One would think it would be easier.
Sometimes, it is, like for instance when a very good speaker submits a very good talk proposal which has no conflicts with any other.
Most times, it isn't.
There's a guy who submitted four talks and all of them are good (the problem here is to choose which ones to accept). There's three guys who submitted what looks like the same talk (we'll have to ask for details, in these cases). There's a couple of talks we just can't understand what they're about, regardless of how long we stare at the description... :-)
Plus, it's a whole bunch of talks, and we also have other things to do (jobs, etc), so we can't afford the time to start on one end and proceed to the other one without stopping, which means we still haven't been able to look at all talks.
More details soon.
(The preliminary reading turned out to be only partly useful - a huge number of submissions came in on the last day or two before the deadline, right up to and beyond the deadline in fact. Because of this last minute submission pattern, we had spent the previous week contacting a number of paper proposers to see whether they would be open to changes in length, and panel discussions, and such; but with the last minute rush we switched from needing to pad things out to instead having to cut things that we wanted to keep.)
As it happened, we finished up in one day (but it was close).

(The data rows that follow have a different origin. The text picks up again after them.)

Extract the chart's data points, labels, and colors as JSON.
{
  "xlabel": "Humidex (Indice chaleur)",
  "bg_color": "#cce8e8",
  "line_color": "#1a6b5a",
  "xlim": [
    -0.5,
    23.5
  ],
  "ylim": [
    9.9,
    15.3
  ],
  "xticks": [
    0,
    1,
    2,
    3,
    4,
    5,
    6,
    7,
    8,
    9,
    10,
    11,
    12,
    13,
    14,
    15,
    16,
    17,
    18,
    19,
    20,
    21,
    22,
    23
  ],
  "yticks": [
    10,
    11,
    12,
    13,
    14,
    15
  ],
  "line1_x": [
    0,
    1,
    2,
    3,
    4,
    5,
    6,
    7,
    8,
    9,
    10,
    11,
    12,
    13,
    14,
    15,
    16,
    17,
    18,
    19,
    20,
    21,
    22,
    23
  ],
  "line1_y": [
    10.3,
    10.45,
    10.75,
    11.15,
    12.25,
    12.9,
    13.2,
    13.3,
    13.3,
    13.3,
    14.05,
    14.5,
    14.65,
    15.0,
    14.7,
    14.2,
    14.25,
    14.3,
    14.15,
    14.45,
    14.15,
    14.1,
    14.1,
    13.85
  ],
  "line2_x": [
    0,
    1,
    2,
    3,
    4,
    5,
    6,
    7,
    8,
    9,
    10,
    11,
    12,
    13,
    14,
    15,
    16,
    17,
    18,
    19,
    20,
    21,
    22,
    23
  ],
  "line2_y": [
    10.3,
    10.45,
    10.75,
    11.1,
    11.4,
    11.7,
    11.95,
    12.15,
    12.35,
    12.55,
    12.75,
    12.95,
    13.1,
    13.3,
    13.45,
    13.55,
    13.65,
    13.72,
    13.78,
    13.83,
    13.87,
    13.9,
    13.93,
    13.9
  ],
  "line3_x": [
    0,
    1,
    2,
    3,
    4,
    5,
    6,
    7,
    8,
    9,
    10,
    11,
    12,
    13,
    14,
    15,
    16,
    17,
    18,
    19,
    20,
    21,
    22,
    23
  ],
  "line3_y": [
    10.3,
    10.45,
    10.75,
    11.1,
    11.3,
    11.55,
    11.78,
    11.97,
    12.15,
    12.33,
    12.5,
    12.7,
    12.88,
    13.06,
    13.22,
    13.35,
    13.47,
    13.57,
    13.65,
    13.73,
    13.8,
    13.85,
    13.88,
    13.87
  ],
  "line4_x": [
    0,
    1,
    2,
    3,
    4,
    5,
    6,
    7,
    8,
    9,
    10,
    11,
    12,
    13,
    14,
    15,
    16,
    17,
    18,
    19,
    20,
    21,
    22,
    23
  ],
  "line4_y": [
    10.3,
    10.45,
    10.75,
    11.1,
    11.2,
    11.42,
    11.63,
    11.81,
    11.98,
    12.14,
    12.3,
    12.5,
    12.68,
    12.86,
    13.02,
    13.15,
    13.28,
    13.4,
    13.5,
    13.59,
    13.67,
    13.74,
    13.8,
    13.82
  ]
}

We basically used the same daily time schedule as last year's Buffalo YAPC: morning and afternoon each contained 2 90 minute sessions separated by a 15 minute break. A 90-minute session could contain an 90 minute talk, or 2 40-minute talks, or 4 20-minute talks. (The 10 minute difference between 2 40-minute talks and one 90-minute talk is a small period to switch from one room to another when they both had talks you wanted to see.)
We blocked out the special items (keynotes, town hall, lightning talks) first since these provided the times when there was only one track, so nothing else could be scheduled at the same time in another room. Next, we set up the major tracks. (Two of the people had gone through the list and made track assignments for all of the proposals. The resulting track names turned out to be remarkably similar - great minds think alike and all that.) Some of the track categories we had were intro/training, perl6, testing, web stuff (a number of sub-tracks), database, CPAN/modules, general programming, non-perl interaction (both glue and full applications/success stories). We decided which tracks should not overlap and which could. We slotted the most important tracks that had to be non-conflicting, fit in the remaining tracks where most appropriate (or rather least objectionable). Within a track, we'd choose amongst duplicate submissions and toss out stuff that didn't catch the interest of any of us as the first level of weeding. The track assignment process filled in much of the available time, we took the rest of the proposals and spread them out on a table and went through them sorting as must-have / perhaps / forget-it, decided where to insert the must-haves, removed the forget-its, and repeated until we ran out of space.
Then we did a coherency check. (We found that we'd missed one instance of the same speaker being in two rooms at the same time. We did some fine tuning for overlap conflicts, including finding that we had a set of 20-40-20 talks in one room at the same time as a 20-20-40 minute set in another.)
One thing that was especially useful was that our speaker submission form required a phone number - we made a number of calls to speakers during that meeting. (Are you willing to let us accept *all* of your talks? Can you fit into 20 minutes?